Le but de ce fonds est de contribuer à la relance de l'économie européenne, mission qui repose avant tout sur les États. Il s'ajoutera aux programmes d'aides que ces derniers ont déjà mis en place, tout en visant, et c'est crucial, à limiter les divergences entre les pays, entre ceux qui sont en situation d'aider leurs entreprises et ceux qui ont plus de mal à réagir, car ils sont déjà très endettés. On perçoit clairement, à cet égard, les différences de puissance de feu entre les États à travers les demandes de liquidités ou d'autorisations d'aides d'État que nous recevons. Le fonds commun doit non seulement servir à financer la relance, mais aussi à préserver la cohérence du marché unique, qui est un bien commun de l'Union, la base de la prospérité des 27 États membres, non d'un ou deux pays. Il serait ainsi un instrument de convergence car les partenaires ont été trop habitués, au-delà du marché unique et de la politique monétaire, à mener chacun sa politique économique en solitaire. Cette crise sanitaire, qui est une crise commune, doit être l'occasion de renforcer la coordination en matière économique. C'est ce que demandent les présidents successifs de la BCE depuis plusieurs années.

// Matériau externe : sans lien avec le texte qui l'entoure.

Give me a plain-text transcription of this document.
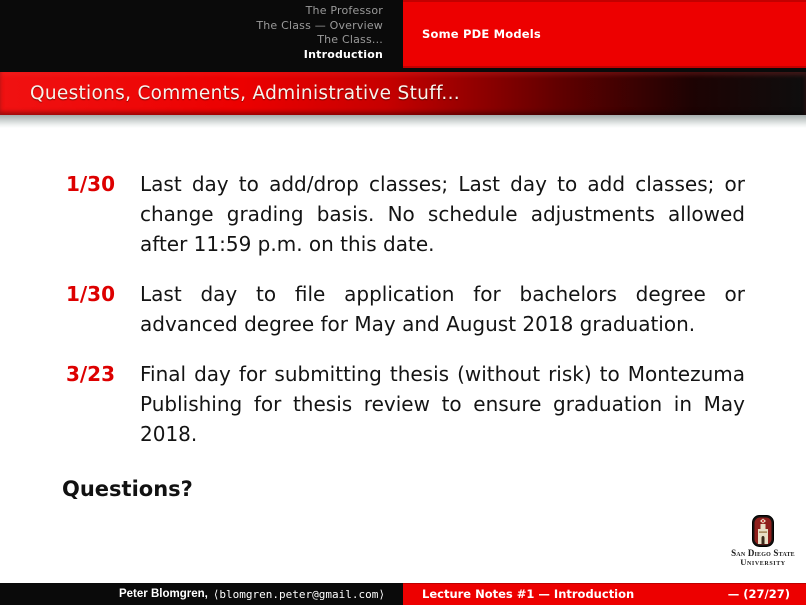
The Professor
The Class — Overview
The Class...
Introduction
Some PDE Models
Questions, Comments, Administrative Stuff...
1/30 Last day to add/drop classes; Last day to add classes; or change grading basis. No schedule adjustments allowed after 11:59 p.m. on this date.
1/30 Last day to file application for bachelors degree or advanced degree for May and August 2018 graduation.
3/23 Final day for submitting thesis (without risk) to Montezuma Publishing for thesis review to ensure graduation in May 2018.
Questions?
San Diego State
University
Peter Blomgren, ⟨blomgren.peter@gmail.com⟩	Lecture Notes #1 — Introduction	— (27/27)
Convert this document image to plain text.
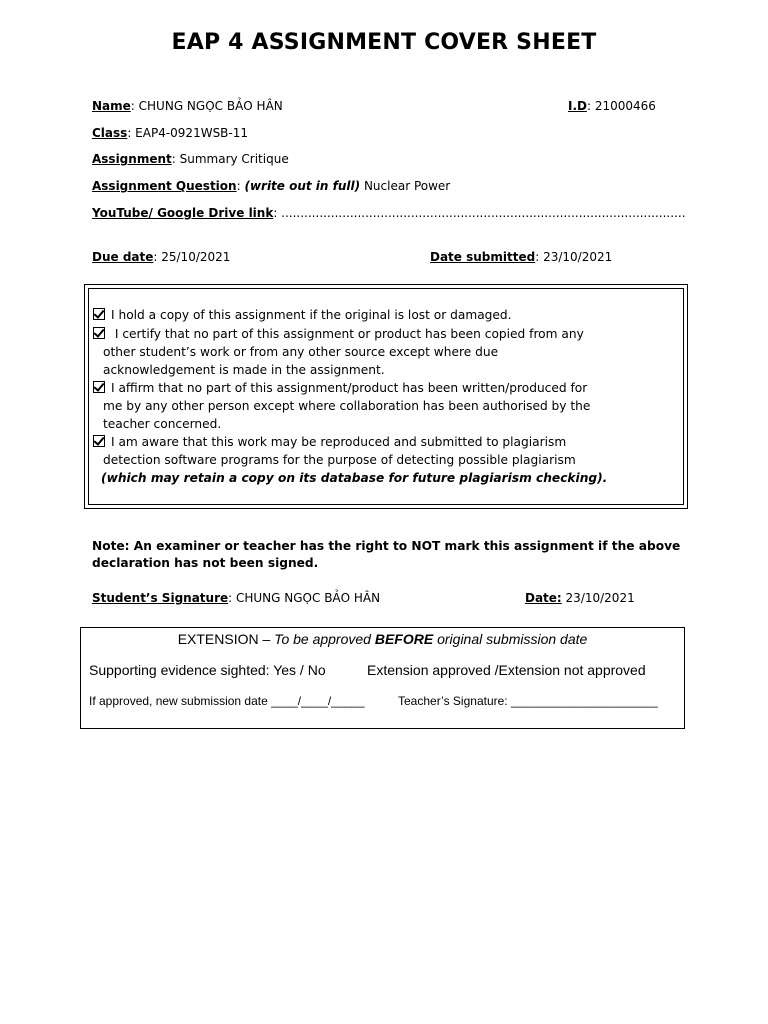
EAP 4 ASSIGNMENT COVER SHEET
Name: CHUNG NGỌC BẢO HÂN	I.D: 21000466
Class: EAP4-0921WSB-11
Assignment: Summary Critique
Assignment Question: (write out in full) Nuclear Power
YouTube/ Google Drive link: ..........................................................................................................
Due date: 25/10/2021	Date submitted: 23/10/2021
I hold a copy of this assignment if the original is lost or damaged.
I certify that no part of this assignment or product has been copied from any
other student’s work or from any other source except where due
acknowledgement is made in the assignment.
I affirm that no part of this assignment/product has been written/produced for
me by any other person except where collaboration has been authorised by the
teacher concerned.
I am aware that this work may be reproduced and submitted to plagiarism
detection software programs for the purpose of detecting possible plagiarism
(which may retain a copy on its database for future plagiarism checking).
Note: An examiner or teacher has the right to NOT mark this assignment if the above
declaration has not been signed.
Student’s Signature: CHUNG NGỌC BẢO HÂN	Date: 23/10/2021
EXTENSION – To be approved BEFORE original submission date
Supporting evidence sighted: Yes / No	Extension approved /Extension not approved
If approved, new submission date ____/____/_____	Teacher’s Signature: ______________________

Trois points restent en discussion à Bruxelles. Le calendrier, tout d'abord. On a comparé le fonds de relance à un plan Marshall, qui fut lancé en 1947, soit deux ans après la fin de la Seconde Guerre mondiale. Mais l'Europe ne peut attendre deux ans, même si les États membres et la Commission ont agi très rapidement.

Il convient aussi de déterminer son montant. J'ai évoqué 1 500 milliards d'euros, car tel est l'ordre de grandeur des besoins. Pour l'instant, nous n'en sommes qu'à 540 milliards...

Enfin, il faut décider quelle part de ce fonds servira à des prêts, quelle autre à des subventions. Les prêts sont utiles car la Commission peut emprunter à des taux très bas à longue durée. Mais, en même temps, comme l'a dit Mme Ursula von der Leyen, on a aussi besoin de grants, de subventions : les prêts, aussi avantageux soient-ils, accroissent la dette, or certains pays sont déjà très endettés. On ne peut donc pas envisager un fonds de relance uniquement dédié à des prêts.